Buchhalternasen – Zurück ins 17. Jahrhundert?

Ein mir als liberaler Ökonom aus Italien vorgestellter Gesprächspartner erklärte mir dieser Tage, es sei doch nur richtig, dass Deutschland das Zahlungsbilanzdefizit der Lateineuropäer durch die Vergemeinschaftung der Schulden faktisch bezahle. Immerhin gehe ein großer Teil der deutschen Exporte in die Eurozone. Es sei doch gut, wenn Deutschland viel exportiere. Und es sei auch besser, wenn es dafür im Gegenzug Euros erhalte statt immer mehr gedruckte Dollarscheine. Auf die US-Geldpolitik habe Deutschland schließlich weniger Einfluss als auf die Politik der Europäischen Zentralbank (EZB).

Für mich handelt es sich dabei um die Wahl zwischen Pest und Cholera. Hinter diesem Denken steckt die Ideologie des Merkantilismus aus dem 16. und 17. Jahrhundert: Ein Land und sein Herrscher gelten dann als erfolgreich, wenn sie möglichst viel exportieren und möglichst wenig importieren. Für Liberale ist die Frage, in welchem Verhältnis Import und Export stehen, jedoch völlig irrelevant. Denn nicht der Staat exportiert oder importiert Waren, Dienstleistungen und Kapital, sondern Millionen von Unternehmen und Bürgern. Genau das erklärte Adam Smith seinerzeit in seiner Kritik am Merkantilismus.

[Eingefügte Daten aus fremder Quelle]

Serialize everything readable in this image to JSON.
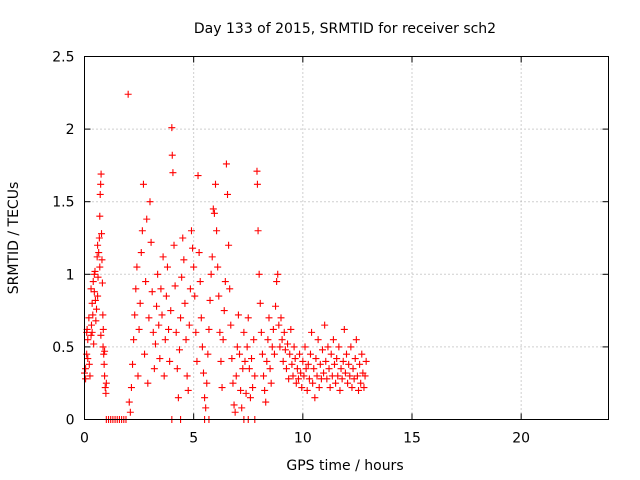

In der liberalen Gesellschaft zählen nicht die Entscheidungen der Politik, sondern die Entscheidungen der Individuen. Sie bestimmen, ob sie Waren nach Amerika verkaufen und dafür in Dollar bezahlt werden oder Dienstleistungen in Italien erbringen und dafür Euros erhalten. Dagegen ist eine Vergemeinschaftung von Staatsschulden, sei es durch das Gelddrucken der EZB oder durch Eurobonds oder Schuldenschirme, immer eine Kollektiventscheidung des Staates und seiner Organe. Auf diese Entscheidungen hat der Einzelne keinen oder kaum einen Einfluss – und deshalb geschehen sie oft gegen den Willen vieler Einzelner.

Darum streiten Liberale seit Adam Smith für den Freihandel. Die Vertragsfreiheit ist nicht nur nationalstaatlich, sondern auch darüber hinaus zu schützen. Nur so lässt sich der Wohlstand des Individuums und am Ende der Wohlstand aller sichern. Die einen wollen heute mehr konsumieren und morgen mehr sparen: Sie importieren zeitweise mehr, als sie exportieren. Die anderen dagegen sind heute sparsam, um morgen mehr kaufen zu können: Sie exportieren mehr, als sie importieren. Hinter all dem stecken individuelle Vorlieben und Entscheidungen. Die Buchhalter der Zahlungsbilanzen aber verstehen das nicht. Sie wollen addieren und subtrahieren und unter ihrer Buchhalternase muss auf beiden Seiten der Bilanz stets das Gleiche stehen.

Erschienen in der eigentümlich frei vom November 2012 (15. Jg. Nr. 127).